First of all, we are not certain that there will be a recession. There might be, but if so there is no reason to believe that it will be deep. It may be very brief and mild like the last two recessions. This is wishful thinking on the part of Democrats. They want a recession so they can blame it on Bush. Just like they blamed the 2000/2001 recession on Bush, even though it began during Clinton's last year.
Furthermore, even if there is a deep recession, the lefties might not be able to successfully blame it on Bush. The Democrats control both houses of Congress, and the voters might give some or all of the blame to them. And even if the Democrats and their perpetual allies in the media are able to give Bush the blame, it might not transfer to McCain. He and Bush have often been at odds in the past.
"on issue after issue, public opinion mirrors the Democrats' policies". I know of at least one position that public opinion does not mirror the Democrats' policies. The authors of the editorial address this issue:
Where it once looked like Bill Clinton and Al Gore had helped purge the party of the lame identity politics that had ruined Democratic candidates for a generation, discussions of race and gender have returned with a vengeance. Supporters of Clinton and Obama compete to prove who is the bigger victim--opponents are casually tarred as sexist or racist.
This issue was never 'purged' by Clinton or Gore. It was only swept under the rug. Democrats favor racial preferences for ethnic minorities. And anyone who opposes them is casually tarred as sexist or racist. It is no wonder then, that the Democrats have not carried the majority of the popular vote in a presidential election since 1976. Nor have they carried a majority of the white vote since 1964.

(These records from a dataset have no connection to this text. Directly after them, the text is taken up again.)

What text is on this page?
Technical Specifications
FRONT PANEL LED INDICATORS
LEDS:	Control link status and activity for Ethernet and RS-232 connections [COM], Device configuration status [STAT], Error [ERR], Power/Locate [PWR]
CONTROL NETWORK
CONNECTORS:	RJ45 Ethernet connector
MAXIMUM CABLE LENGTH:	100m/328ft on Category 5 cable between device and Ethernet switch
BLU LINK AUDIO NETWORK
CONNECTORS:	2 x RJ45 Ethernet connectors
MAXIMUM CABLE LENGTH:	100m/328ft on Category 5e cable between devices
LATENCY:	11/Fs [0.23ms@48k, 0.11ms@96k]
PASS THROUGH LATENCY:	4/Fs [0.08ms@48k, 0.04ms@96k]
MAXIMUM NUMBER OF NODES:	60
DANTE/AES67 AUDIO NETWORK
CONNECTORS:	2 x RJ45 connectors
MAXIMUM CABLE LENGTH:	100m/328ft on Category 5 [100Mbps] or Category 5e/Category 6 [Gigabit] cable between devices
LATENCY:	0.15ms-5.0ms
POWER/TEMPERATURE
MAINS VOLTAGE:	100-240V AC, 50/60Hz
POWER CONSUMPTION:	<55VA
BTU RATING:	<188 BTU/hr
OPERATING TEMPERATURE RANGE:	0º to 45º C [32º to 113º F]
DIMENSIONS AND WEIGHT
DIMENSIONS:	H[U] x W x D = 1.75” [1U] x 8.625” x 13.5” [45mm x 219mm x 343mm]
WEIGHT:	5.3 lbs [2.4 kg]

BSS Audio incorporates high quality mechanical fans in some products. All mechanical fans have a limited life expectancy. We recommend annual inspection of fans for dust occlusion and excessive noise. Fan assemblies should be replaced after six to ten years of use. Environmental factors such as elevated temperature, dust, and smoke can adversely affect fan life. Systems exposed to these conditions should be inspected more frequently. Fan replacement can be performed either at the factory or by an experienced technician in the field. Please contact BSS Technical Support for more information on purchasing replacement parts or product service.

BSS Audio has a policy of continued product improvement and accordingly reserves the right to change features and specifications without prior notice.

In the current campaign, neither candidate has come close to approaching his [Bill Clinton's] level of clarity, especially when it comes to the issue that offers Democrats the simplest path to the presidency: the economy. They have failed to articulate a critique of the wild Bush-era deregulation that has allowed the greed of banks to run amok.
There have been no significant acts of financial industry deregulation during Bush Jr's administration. Riegle-Neal, which allowed interstate banking, and Gramm-Leach-Bliley, which allowed commercial banks to engage in investment banking, and vice-versa, were both passed during the Clinton administration.